The Eshet Chayil ("Woman of Valor") program was developed in the 1990s by JDC-Israel to help Ethiopian-Israeli women integrate into and retain employment. Following its success, in 2006 TEVET decided to implement the model among other women’s populations: Caucasus and Bukhara immigrants; vulnerable Jewish women; and Arab women. The program comprises five stages: preparation for work; job placement; personal and group support and supervision of working women; and leveraging community-employment
At the end of 2010 the Ministry of Social Affairs and Services (MSAS) agreed to adopt the program and to ensure sustainability and broader implementation in collaboration with other ministries and local authorities.
The Myers-JDC-Brookdale Institute evaluated the program’s adoption and dissemination some two years after the transfer. There were by then some 40 groups with 1,300 participants. The program was implemented by the Israel Association of Community Centers with the professional support of JDC-TEVET. The evaluation included interviews with the primary partners in implementing the program at the national and local levels and the outcomes of the program were examined utilizing the program's computerized database
The study examined the program's implementation on three levels:
The extent of implementation of the components of the program the changes that occurred, and the reasons.

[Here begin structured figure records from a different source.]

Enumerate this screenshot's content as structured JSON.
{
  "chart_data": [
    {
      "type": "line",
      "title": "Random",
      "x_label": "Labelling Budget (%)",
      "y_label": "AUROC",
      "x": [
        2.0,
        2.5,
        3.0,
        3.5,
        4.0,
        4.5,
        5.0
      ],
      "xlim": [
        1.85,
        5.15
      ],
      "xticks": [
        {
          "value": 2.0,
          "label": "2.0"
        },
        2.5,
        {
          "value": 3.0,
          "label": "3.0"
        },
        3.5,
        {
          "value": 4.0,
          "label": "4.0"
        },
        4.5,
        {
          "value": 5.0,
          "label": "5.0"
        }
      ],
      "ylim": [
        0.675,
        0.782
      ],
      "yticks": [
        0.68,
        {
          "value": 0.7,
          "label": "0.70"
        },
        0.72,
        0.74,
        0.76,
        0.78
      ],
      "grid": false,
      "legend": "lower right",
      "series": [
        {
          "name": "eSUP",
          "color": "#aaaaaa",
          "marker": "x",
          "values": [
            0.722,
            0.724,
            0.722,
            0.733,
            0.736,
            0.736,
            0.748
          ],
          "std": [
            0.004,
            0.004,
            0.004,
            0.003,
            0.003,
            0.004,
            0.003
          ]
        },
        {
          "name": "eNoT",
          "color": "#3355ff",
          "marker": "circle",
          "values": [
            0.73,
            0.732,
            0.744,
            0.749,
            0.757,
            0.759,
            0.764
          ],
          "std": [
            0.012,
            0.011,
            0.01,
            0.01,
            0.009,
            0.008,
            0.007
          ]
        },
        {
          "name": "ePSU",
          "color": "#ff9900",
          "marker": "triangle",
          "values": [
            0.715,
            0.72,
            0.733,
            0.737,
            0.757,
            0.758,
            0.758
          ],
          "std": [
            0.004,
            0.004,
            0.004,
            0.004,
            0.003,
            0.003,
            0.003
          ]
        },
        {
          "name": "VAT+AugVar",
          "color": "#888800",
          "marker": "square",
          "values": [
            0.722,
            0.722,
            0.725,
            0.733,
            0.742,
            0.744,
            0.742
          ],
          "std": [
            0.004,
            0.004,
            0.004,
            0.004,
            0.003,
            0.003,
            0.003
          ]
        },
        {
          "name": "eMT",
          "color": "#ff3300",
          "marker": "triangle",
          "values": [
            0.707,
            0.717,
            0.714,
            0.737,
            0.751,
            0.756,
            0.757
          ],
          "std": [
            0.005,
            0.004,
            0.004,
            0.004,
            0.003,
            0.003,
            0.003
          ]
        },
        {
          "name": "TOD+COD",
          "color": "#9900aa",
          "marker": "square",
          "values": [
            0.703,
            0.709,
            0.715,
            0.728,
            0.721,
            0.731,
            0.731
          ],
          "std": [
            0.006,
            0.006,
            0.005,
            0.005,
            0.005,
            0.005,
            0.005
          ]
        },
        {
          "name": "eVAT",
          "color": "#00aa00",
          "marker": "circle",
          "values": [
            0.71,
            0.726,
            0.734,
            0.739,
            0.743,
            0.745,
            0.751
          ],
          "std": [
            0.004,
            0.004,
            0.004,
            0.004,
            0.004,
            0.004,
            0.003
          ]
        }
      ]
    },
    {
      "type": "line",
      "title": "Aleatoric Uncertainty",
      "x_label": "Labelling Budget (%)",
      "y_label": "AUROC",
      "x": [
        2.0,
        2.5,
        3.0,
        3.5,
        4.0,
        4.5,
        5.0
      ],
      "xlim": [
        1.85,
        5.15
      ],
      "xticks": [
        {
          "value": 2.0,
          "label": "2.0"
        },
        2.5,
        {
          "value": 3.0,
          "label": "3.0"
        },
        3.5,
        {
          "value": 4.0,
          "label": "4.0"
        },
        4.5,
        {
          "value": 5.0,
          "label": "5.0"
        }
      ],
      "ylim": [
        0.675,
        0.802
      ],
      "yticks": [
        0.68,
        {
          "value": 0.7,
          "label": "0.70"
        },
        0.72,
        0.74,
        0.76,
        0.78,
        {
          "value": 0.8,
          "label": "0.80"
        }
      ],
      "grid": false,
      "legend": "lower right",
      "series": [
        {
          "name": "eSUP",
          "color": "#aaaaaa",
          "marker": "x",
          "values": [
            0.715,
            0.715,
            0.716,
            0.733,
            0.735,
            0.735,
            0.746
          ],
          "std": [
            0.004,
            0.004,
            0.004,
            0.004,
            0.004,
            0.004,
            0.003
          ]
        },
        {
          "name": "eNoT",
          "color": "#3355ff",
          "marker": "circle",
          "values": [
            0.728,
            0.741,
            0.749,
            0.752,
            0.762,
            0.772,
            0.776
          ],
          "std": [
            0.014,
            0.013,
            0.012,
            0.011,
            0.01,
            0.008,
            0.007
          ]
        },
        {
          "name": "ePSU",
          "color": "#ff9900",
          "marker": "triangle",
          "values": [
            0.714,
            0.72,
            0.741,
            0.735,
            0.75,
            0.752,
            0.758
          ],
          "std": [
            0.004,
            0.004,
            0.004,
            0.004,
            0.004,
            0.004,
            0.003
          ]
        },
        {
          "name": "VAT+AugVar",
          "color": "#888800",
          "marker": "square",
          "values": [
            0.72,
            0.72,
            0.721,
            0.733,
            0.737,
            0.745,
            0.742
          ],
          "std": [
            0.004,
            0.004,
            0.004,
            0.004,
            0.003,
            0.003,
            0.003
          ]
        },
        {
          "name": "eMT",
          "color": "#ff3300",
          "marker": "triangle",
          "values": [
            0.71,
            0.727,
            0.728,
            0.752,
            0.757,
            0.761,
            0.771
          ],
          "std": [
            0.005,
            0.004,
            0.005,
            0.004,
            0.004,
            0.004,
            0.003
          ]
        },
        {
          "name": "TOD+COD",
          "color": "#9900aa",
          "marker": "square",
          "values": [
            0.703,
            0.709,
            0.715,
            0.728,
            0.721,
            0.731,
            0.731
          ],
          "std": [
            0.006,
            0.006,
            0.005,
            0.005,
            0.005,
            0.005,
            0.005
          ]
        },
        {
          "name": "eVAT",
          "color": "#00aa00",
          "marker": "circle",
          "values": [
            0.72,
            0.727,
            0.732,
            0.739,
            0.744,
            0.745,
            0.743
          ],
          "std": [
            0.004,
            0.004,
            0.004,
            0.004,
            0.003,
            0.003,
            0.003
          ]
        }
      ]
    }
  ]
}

Organizational sustainability –the steps taken to ensure sustainability at the National and local level and the formalization and anchorage in social work regulations
Extent – changes in the extent of program implementation and the reasons.
The study showed that since the transfer of the program, the ministry has taken a number of steps that the literature identifies as encouraging successful sustainability: assigning clear responsibility for the program in MSAS, developing and training program staff, solidifying the funding base and developing collaboration with other government agencies. However, the study reveals that the process of assimilation of the program at MSAS, at both national and local levels is not yet complete.
The study highlighted the following issues as deserving attention in furthering the process:
Strengthening the position of the MSAS as the leader of the program relative to the implementing organization in the field and the JDC.
Creating structured mechanisms for program sustainability in the local social service departments
Preserving the programmatic knowledge in the ministry to avoid interruptions due to changes in the implementing organization
Clarifying the professional support of JDC-TEVET and its involvement in further model development
The findings have been presented to the ministry and all the partners and are being used to strengthen the process. The study has broader implication because it represents one of the few studies that has examined processes of transfer and sustainability.